The government has “named and shamed” universities who’ve hosted so-called extremist speakers as well as the alleged extremists themselves.
In a statement on its website the government said that Queen Mary, King’s College, SOAS (the School of Oriental and African Studies) and Kingston – all universities in London – were the worst offenders.
It also named Shaikh Haitham Al-Haddad, Dr Uthman Lateef, Alomgir Ali, Imran Ibn Mansur (aka “Dawah Man”), Hamza Tzortis and Dr Salman Butt as speakers who are “on record as expressing views contrary to British values.”
The statement comes as universities and colleges in the UK become legally required to put in place policies to stop “extremists” radicalising students on campuses, to tackle gender segregation at events and to support students at risk of radicalisation, as part of the government’s plans to counter extremism.
The updated Prevent duty guidance, scheduled to come into force at all UK higher and further education institutions by 21 September, requires establishments to ensure they have proper risk assessment processes for speakers and ensure those espousing extremist views do not go unchallenged.
The government says this is all part of its “one nation strategy” to confront and ultimately defeat the threat of extremism and terrorism.

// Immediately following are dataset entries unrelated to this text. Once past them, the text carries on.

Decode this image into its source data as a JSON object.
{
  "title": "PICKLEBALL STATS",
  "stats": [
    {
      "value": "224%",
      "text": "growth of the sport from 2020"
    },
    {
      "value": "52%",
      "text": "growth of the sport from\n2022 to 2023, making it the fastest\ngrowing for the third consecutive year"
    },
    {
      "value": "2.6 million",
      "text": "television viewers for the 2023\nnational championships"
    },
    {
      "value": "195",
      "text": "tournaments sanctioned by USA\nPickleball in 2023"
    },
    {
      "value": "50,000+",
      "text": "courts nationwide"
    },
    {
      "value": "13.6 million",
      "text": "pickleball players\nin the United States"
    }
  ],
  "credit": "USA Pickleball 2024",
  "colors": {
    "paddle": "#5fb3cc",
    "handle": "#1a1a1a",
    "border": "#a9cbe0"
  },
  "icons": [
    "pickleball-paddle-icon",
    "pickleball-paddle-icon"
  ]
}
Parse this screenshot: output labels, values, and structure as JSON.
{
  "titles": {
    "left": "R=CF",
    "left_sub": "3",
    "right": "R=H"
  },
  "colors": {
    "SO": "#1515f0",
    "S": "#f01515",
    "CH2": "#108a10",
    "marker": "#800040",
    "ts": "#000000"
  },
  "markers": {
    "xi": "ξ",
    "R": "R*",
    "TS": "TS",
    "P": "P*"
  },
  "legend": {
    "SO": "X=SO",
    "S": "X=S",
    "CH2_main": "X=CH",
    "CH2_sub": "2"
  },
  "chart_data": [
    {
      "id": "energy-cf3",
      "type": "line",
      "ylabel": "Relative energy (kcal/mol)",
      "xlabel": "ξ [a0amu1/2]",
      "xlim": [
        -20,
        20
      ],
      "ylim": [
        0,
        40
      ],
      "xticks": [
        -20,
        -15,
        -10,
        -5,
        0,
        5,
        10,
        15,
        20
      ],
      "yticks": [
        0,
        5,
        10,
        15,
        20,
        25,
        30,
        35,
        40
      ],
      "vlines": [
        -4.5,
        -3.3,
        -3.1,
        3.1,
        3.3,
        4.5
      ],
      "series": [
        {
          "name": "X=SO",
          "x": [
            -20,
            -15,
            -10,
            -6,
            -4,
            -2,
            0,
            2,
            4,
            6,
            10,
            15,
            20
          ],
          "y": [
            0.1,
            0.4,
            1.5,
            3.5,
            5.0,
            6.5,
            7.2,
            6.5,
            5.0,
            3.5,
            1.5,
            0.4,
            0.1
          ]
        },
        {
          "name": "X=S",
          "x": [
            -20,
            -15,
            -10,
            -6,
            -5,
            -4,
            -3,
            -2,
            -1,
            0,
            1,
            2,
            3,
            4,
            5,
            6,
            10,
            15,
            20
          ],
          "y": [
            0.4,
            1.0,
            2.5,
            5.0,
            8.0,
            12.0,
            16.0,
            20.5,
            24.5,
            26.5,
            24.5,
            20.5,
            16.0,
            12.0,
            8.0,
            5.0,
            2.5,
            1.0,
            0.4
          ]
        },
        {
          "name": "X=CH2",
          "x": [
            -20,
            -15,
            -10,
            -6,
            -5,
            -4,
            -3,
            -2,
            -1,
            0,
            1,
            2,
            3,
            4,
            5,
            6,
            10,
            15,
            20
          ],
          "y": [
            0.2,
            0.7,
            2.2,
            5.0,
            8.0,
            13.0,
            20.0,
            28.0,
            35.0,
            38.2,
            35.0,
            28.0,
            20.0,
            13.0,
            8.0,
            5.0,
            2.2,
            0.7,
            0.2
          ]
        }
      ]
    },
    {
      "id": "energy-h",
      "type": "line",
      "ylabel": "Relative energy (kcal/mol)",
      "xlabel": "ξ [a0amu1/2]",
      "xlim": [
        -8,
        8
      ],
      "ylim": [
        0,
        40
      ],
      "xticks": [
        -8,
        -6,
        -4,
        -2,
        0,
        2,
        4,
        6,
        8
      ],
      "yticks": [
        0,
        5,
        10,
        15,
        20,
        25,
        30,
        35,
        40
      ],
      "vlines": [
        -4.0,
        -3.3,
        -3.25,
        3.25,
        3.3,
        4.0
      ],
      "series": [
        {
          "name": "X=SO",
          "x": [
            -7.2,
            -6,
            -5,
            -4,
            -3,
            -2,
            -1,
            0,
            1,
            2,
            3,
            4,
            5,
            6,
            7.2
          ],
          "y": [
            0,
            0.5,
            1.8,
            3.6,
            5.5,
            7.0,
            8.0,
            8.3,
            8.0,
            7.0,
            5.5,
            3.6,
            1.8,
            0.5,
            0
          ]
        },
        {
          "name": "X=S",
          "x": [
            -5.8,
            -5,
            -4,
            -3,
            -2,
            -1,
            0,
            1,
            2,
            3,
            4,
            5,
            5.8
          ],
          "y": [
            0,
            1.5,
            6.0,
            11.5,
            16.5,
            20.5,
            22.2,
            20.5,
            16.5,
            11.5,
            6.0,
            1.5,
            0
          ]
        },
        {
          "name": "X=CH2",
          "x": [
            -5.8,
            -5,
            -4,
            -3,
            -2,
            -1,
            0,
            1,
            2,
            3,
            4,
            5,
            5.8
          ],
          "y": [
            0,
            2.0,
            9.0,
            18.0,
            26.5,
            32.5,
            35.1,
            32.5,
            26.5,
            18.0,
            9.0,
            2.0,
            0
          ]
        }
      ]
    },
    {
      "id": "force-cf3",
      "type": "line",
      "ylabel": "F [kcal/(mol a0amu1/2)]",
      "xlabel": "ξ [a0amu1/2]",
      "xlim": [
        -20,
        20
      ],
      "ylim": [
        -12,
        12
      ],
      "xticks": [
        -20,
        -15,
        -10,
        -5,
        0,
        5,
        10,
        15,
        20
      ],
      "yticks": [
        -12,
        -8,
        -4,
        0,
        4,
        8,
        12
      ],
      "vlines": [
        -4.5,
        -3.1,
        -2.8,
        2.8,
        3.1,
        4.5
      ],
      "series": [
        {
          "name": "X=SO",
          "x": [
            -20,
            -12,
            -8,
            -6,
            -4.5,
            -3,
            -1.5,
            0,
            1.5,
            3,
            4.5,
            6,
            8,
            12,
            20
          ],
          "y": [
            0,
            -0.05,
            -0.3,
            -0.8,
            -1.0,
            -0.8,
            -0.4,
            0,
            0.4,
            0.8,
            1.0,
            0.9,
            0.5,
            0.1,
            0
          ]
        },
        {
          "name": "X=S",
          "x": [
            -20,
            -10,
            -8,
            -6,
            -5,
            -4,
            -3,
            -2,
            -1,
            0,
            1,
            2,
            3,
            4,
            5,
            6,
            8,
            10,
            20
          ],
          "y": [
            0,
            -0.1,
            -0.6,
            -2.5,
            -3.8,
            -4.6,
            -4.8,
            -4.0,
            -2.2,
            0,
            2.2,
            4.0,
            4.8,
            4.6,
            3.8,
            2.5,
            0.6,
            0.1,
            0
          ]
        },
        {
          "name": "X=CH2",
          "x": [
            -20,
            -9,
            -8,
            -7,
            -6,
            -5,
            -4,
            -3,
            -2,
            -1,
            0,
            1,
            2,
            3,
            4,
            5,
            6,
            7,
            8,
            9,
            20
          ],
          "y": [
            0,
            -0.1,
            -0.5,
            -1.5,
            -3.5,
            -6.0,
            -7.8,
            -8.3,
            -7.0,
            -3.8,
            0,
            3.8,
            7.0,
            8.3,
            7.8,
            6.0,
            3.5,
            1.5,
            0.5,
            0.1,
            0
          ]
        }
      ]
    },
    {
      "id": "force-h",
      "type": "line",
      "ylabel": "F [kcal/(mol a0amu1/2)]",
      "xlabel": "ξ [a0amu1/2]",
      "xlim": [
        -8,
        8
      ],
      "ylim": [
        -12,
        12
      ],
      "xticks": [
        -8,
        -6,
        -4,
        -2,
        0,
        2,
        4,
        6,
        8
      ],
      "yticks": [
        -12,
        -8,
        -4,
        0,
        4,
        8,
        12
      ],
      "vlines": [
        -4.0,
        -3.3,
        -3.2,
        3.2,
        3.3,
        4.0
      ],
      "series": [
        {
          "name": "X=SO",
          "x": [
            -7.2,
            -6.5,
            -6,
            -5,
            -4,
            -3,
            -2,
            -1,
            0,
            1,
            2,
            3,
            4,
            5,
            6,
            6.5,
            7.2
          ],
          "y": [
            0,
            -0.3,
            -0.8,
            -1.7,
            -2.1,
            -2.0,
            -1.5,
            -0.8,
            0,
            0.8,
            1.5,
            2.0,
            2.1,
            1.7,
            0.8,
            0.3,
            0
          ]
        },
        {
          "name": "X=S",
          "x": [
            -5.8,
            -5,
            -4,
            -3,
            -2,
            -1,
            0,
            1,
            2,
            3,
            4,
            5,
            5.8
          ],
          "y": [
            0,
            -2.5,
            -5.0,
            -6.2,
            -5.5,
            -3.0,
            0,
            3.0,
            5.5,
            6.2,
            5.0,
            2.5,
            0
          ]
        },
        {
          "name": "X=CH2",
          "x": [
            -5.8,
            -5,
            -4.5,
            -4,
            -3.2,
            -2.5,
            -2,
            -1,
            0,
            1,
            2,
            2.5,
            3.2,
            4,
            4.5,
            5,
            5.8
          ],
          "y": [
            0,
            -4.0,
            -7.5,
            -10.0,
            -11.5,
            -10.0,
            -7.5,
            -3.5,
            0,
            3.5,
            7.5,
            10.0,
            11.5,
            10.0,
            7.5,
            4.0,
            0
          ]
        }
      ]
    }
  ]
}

Prime Minister David Cameron said: “I said in July that tackling extremism will be the struggle of our generation, one which we will defeat if we work together.
“All public institutions have a role to play in rooting out and challenging extremism. It is not about oppressing free speech or stifling academic freedom, it is about making sure that radical views and ideas are not given the oxygen they need to flourish.
“Schools, universities and colleges, more than anywhere else, have a duty to protect impressionable young minds and ensure that our young people are given every opportunity to reach their potential. That is what our one nation government is focused on delivering.”
Free speech and political dissent
But the government plans have proved extremely controversial and have been strongly opposed by the National Union of Students who have called for a boycott of them.
Meanwhile, advocacy group CAGE – which has also been accused of extremism by the government – has said that Prevent will have a chilling effect on free speech, open debate and political dissent.
Ibrahim Mohamoud, Communications Officer at CAGE, said: “In the past few weeks we have seen the government and sections of the media calling the leader of the opposition ‘a threat to our national security,’ because he offers an alternative to the political status quo, in which only a minority of the population feel inclined to vote. ‘Extremism’ has become a politically loaded term employed to stifle debate.
“If universities and other educational institutions are being dictated to by the government over who can or cannot speak, this is fundamentally against the ‘British values’ trumpeted by David Cameron.
“In an age of the Internet, it is futile and showboating to try and police thought at universities as a means to tackle ‘extremism.’ The government needs to go back to the table and review policies that have left us no safer 10 years later. Instead, racial and religious prejudices have been exploited by securocrats to build a template and an atmosphere whereby dissenters are openly labelled as the ‘enemy within.’
“Scaremongering by talking about community cohesion is meaningless when the rhetoric from Westminster and sections of the media has whipped up xenophobia to such a degree that attacks on Muslims are up 70% in London, far right parties are on the rise in Europe and a 14 year old Muslim teenager can be arrested at a Texas school for making a clock.
“Freedom of expression and student independence is vital to a civil society – it is the fabric that creates the rich diversity of opinions and knowledge that has made the British university sector a global attraction. Any attempts to thwart that independence risks creating a stifled and acerbic environment controlled by the state that is more reminiscent of a dictatorship than a pluralistic and dynamic society.
“The sector can only produce innovation and free thinkers if it promotes dialogue and the unhindered free flow of ideas. If we accept what the Minister seeks, then we betray the traditional and well established values that have created a world class sector.
“We must resist such oppressive measures and CAGE calls on all right thinking people to speak out against state control.”